ABSTRACT

The third chapter addresses ethical issues in decision-making about SRM, primarily addressing the matter of procedural justice. Whereas the previous chapter considered the justice (or lack thereof) of certain distributions of harms and benefits, procedural justice concerns how decisions ought to be made. I argue that a necessary (but not sufficient) condition for procedural justice is that all parties that stand to be substantially burdened by some SRM technique be afforded an opportunity to contribute to decision-making about whether to deploy it. This creates some problems for would-be proponents of SRM. Given that certain SRM techniques are relatively inexpensive and (unlike emissions mitigation) technically feasible without large-scale cooperation, SRM is prone to unilateral and small-scale multilateral decisions to deploy. Such deployments fail to meet the foregoing necessary condition of procedural justice, for they would exclude from decision-making many parties that stand to be substantially burdened by SRM. However, taking procedural justice seriously here threatens to undermine SRM’s political feasibility, for better or worse.

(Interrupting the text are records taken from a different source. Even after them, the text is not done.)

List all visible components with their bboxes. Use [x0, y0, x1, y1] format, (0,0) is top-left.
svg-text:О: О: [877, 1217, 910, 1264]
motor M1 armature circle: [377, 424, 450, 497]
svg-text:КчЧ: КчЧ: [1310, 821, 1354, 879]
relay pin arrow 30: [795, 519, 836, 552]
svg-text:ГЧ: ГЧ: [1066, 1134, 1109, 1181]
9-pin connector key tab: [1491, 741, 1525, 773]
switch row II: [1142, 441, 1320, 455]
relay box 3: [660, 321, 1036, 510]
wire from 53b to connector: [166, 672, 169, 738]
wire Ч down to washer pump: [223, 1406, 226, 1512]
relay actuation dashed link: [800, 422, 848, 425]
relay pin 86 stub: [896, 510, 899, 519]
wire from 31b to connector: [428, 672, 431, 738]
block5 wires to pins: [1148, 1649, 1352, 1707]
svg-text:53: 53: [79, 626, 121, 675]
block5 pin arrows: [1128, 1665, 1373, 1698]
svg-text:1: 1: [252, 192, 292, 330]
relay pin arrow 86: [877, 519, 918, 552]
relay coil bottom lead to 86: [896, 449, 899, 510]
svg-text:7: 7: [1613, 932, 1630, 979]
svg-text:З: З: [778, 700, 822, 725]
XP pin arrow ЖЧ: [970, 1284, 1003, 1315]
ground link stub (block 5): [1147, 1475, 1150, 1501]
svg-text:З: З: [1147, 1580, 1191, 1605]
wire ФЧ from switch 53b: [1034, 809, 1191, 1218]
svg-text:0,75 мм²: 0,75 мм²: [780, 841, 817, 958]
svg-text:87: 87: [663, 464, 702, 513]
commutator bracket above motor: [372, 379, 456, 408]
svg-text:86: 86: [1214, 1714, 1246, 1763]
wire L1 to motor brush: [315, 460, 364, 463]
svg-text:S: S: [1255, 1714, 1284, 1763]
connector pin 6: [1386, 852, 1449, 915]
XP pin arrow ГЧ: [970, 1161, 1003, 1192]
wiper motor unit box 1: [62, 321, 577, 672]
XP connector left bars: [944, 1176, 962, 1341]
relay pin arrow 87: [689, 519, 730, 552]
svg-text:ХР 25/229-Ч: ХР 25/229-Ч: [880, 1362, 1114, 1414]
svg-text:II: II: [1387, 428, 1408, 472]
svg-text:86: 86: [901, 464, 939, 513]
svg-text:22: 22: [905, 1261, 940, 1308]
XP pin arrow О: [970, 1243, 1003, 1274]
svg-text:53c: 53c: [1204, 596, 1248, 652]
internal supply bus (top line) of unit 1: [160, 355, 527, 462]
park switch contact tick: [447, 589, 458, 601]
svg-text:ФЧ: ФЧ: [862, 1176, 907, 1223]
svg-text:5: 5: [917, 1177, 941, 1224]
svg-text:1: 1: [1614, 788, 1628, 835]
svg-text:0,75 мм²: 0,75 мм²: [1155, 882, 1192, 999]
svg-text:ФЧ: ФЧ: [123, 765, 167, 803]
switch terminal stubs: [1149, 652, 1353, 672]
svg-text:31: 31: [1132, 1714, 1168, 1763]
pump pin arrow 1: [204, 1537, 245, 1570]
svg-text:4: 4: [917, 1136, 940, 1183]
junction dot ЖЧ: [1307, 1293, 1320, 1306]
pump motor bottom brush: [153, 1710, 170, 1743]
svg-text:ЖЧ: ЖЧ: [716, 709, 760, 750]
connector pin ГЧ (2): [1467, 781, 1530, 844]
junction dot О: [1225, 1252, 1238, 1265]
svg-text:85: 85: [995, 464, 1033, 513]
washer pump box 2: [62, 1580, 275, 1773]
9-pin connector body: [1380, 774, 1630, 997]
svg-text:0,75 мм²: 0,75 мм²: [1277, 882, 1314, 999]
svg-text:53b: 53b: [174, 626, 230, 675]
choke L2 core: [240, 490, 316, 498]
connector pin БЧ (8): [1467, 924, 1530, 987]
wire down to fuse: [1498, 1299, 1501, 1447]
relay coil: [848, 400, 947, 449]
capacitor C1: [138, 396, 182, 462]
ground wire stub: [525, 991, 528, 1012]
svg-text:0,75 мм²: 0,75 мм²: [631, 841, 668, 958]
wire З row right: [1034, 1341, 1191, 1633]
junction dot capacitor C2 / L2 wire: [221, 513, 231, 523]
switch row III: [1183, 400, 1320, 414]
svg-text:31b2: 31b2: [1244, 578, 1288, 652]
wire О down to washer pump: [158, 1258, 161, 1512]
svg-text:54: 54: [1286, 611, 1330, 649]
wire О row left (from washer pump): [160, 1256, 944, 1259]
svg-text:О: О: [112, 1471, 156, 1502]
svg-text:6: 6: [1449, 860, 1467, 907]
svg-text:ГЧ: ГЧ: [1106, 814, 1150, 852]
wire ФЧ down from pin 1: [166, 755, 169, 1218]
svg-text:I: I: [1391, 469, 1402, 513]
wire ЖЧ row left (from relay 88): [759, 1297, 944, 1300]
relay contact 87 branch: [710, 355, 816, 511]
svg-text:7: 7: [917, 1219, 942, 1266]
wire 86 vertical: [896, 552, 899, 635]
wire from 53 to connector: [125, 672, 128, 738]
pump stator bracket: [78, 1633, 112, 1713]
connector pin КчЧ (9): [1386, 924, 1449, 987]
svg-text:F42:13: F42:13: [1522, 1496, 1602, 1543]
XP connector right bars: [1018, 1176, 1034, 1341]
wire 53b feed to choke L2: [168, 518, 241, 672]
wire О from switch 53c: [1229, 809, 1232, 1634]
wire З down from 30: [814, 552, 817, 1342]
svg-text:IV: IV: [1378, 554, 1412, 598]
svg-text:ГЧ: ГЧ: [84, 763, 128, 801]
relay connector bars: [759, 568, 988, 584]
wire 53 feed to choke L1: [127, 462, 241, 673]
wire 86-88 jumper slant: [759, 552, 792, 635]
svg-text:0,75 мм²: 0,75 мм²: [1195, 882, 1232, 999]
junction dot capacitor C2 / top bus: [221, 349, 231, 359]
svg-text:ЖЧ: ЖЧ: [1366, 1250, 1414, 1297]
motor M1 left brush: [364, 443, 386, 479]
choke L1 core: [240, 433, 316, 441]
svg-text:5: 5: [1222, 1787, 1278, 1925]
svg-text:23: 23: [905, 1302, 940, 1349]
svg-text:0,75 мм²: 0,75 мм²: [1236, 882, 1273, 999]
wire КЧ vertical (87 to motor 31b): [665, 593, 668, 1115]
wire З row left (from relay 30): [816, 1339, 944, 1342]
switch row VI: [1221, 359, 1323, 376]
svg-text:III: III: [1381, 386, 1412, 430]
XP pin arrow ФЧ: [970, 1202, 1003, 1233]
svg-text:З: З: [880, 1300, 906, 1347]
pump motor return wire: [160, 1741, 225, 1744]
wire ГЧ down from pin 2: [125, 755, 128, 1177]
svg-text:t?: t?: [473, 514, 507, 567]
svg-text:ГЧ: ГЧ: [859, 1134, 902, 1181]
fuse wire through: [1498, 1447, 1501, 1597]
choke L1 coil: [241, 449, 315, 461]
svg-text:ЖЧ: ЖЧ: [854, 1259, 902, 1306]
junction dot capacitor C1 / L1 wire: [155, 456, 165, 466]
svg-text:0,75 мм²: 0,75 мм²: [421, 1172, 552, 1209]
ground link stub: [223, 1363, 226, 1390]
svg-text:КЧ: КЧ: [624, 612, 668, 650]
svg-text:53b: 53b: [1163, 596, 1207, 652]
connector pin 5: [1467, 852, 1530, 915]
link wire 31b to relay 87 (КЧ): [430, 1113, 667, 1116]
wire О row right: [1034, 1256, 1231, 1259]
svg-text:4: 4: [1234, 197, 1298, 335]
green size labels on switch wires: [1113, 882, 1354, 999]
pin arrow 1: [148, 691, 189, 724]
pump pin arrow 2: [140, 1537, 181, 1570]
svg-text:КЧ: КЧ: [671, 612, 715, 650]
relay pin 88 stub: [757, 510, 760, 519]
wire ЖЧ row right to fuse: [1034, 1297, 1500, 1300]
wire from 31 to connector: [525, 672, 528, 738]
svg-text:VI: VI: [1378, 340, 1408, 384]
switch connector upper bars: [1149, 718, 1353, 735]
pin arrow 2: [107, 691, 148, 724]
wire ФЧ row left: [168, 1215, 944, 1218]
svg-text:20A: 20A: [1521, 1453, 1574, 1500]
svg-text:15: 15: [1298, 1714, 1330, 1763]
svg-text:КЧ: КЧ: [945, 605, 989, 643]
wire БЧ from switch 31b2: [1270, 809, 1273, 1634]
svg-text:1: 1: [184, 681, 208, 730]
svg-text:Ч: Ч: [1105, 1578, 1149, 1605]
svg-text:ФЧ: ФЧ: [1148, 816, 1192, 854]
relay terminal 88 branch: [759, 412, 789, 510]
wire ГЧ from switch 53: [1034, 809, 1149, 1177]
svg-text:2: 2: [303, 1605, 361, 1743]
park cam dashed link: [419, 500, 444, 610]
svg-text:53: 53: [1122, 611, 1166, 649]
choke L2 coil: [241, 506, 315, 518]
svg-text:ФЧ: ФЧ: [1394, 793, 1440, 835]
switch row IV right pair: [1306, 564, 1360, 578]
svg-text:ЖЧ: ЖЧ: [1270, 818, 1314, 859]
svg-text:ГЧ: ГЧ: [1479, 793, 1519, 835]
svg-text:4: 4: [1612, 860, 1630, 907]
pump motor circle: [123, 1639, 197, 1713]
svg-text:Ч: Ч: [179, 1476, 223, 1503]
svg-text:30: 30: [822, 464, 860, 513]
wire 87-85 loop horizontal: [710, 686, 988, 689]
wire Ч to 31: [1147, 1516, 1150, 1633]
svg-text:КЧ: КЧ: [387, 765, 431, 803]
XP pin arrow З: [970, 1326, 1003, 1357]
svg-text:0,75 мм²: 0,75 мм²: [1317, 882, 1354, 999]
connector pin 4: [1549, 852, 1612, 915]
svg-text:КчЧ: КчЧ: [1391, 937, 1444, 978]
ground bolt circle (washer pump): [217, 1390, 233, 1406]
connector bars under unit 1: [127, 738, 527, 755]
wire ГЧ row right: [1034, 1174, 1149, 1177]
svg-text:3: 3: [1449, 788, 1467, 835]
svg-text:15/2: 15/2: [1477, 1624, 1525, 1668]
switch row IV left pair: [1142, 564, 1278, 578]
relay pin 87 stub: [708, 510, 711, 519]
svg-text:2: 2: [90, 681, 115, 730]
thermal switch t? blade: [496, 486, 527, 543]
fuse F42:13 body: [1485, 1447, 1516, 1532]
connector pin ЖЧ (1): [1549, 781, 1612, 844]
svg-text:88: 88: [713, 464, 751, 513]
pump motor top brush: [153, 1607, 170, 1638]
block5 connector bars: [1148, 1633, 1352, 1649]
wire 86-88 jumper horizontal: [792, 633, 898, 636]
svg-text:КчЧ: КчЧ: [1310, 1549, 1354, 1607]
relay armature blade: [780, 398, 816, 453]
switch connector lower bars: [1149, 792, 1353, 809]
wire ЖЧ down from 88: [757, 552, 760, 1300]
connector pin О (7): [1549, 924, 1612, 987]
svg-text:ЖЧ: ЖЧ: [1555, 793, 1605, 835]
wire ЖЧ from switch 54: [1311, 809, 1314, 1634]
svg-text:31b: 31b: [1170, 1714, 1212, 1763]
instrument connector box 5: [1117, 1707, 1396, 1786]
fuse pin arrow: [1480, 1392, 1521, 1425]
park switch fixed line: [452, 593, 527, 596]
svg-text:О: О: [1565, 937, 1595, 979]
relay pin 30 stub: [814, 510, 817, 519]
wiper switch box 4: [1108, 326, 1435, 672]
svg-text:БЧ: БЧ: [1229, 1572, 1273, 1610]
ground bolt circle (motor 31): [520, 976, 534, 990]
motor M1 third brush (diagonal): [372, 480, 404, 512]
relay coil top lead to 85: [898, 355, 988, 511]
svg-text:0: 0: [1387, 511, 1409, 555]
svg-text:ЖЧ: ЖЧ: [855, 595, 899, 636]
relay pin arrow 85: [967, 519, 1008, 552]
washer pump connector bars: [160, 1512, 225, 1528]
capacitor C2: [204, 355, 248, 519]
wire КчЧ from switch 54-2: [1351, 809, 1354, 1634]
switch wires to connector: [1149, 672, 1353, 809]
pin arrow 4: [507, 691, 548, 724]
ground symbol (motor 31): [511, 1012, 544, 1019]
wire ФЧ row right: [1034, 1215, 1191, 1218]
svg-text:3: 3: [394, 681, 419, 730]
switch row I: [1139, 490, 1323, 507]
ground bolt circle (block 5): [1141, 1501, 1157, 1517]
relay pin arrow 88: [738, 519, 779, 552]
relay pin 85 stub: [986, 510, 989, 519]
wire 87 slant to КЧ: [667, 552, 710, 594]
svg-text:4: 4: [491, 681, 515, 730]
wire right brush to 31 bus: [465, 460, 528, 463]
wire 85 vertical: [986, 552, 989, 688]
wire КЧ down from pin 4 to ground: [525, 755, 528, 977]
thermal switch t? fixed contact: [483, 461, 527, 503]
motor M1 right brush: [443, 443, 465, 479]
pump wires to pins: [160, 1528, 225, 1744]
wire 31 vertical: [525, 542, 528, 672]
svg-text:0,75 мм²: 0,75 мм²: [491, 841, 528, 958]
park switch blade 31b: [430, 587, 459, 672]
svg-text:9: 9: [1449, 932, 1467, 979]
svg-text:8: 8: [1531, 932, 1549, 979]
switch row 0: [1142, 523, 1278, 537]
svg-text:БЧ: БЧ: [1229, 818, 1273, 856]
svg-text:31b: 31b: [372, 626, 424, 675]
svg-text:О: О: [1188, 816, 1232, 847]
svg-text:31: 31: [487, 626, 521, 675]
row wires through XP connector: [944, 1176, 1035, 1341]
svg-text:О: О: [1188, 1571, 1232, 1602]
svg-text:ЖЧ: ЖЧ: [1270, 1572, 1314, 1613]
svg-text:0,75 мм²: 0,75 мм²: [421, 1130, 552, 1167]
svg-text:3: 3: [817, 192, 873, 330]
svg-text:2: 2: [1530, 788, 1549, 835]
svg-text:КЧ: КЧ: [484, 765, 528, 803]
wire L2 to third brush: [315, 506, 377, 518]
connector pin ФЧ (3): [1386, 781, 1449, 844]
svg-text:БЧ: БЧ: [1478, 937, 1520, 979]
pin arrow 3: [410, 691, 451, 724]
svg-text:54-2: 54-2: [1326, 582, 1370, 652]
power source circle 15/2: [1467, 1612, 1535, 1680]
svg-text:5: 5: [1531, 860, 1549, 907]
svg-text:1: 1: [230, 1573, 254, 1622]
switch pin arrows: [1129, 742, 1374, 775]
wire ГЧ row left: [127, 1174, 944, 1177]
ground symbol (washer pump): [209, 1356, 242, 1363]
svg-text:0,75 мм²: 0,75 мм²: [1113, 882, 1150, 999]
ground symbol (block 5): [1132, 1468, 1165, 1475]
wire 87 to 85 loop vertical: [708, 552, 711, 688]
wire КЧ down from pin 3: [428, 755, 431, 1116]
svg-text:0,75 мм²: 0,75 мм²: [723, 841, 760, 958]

Although procedural justice does not require consensus among all relevant parties, it does require that they all have an opportunity (e.g., through representatives) for meaningful influence on decisions. Their divergent interests could make it difficult to secure sufficient agreement for deployment of SRM, even a variety of SRM that stands to deliver a non-ideally just distribution of harms and benefits. There is thus a plausible concern that a procedurally just decision-making framework for SRM could prevent policies that are ethically attractive in other respects. To deal with this problem, I argue for a non-ideal-theoretic approach to procedural justice, where the requirements of procedural justice may be relaxed if doing so is necessary for some more important ethical aim, such as securing relatively just distributions of harms and benefits.